Nos conocimos hace muchos años.
En aquel entonces ambos éramos unos niños.
Se puede decir que crecimos juntos y nos veíamos casi a diario; como a la hora de peinarnos para ir a la escuela. Lo hacíamos siempre juntos, frente uno del otro.
Conforme fuimos creciendo nos veíamos con más frecuencia, y mucho más en la adolescencia; ya sacándonos los barritos y espinillas de la cara; ya acicalándonos para parecer, según nosotros, más atractivos a los ojos de las chicas…
A veces también, y no me da pena decirlo, ya de más grandes, nos gustaba vernos haciendo cosas obscenas… era muy excitante.

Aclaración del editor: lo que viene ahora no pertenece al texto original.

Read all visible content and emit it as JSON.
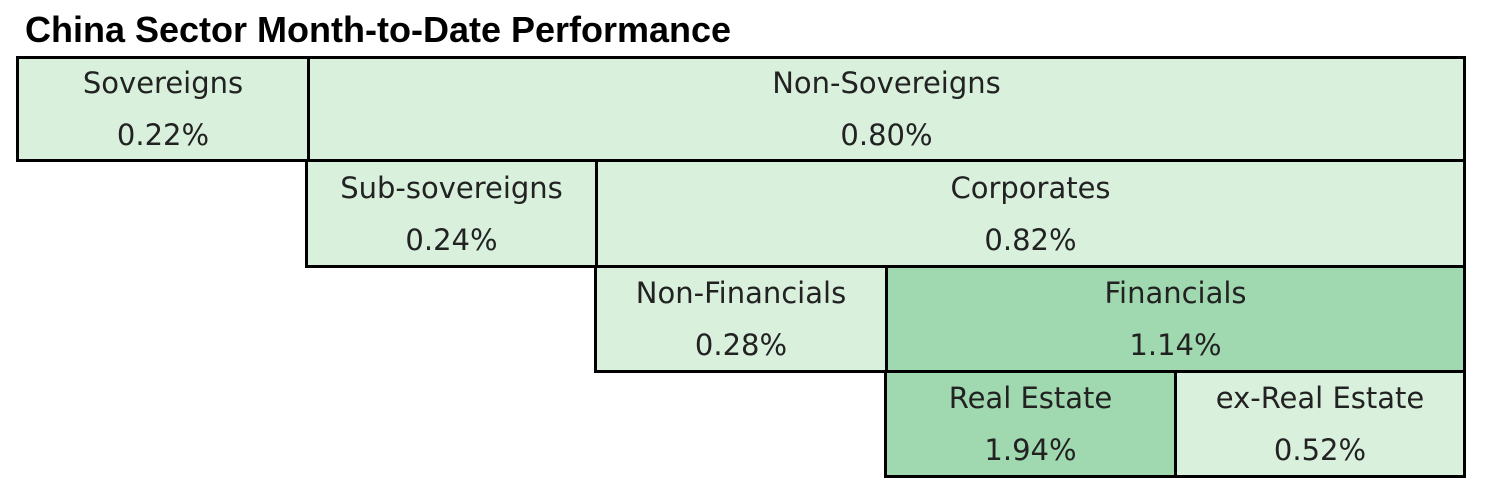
{
  "title": "China Sector Month-to-Date Performance",
  "colors": {
    "light": "#d9f0dd",
    "dark": "#a0d8b0",
    "border": "#000000"
  },
  "chart_data": {
    "type": "table",
    "title": "China Sector Month-to-Date Performance",
    "cells": [
      {
        "id": "sovereigns",
        "label": "Sovereigns",
        "value": "0.22%",
        "fill": "#d9f0dd"
      },
      {
        "id": "non-sovereigns",
        "label": "Non-Sovereigns",
        "value": "0.80%",
        "fill": "#d9f0dd"
      },
      {
        "id": "sub-sovereigns",
        "label": "Sub-sovereigns",
        "value": "0.24%",
        "fill": "#d9f0dd"
      },
      {
        "id": "corporates",
        "label": "Corporates",
        "value": "0.82%",
        "fill": "#d9f0dd"
      },
      {
        "id": "non-financials",
        "label": "Non-Financials",
        "value": "0.28%",
        "fill": "#d9f0dd"
      },
      {
        "id": "financials",
        "label": "Financials",
        "value": "1.14%",
        "fill": "#a0d8b0"
      },
      {
        "id": "real-estate",
        "label": "Real Estate",
        "value": "1.94%",
        "fill": "#a0d8b0"
      },
      {
        "id": "ex-real-estate",
        "label": "ex-Real Estate",
        "value": "0.52%",
        "fill": "#d9f0dd"
      }
    ]
  }
}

Pero con el paso de los años, él cambió mucho; se fue haciendo viejo, gruñón y desaliñado. Su cara ya no sonreía alegre, ni se le veía feliz como antaño.
Su mirada perdió aquella luminosidad que tanto me gustaba ver en sus ojos, y la mueca de amargura que se dibujaba en sus labios, nada tenía que ver con la radiante y contagiosa sonrisa de ayer.
El problema es que, así como le veía, así me hacía sentir; como él. Por eso ya no me gustaba verle… me resultaba molesto… incómodo…
Desde hacía ya algunos años le rehuía al encuentro, y si este se daba, le rehuía la mirada… le escondía la cara…
Le sentía cada vez más insoportable… tanto, que llegué a odiarle… tanto, que llegue a pensar en deshacerme de él… tanto, que ayer lo he logrado…
Sí… ayer rompí el espejo, para no mirarle.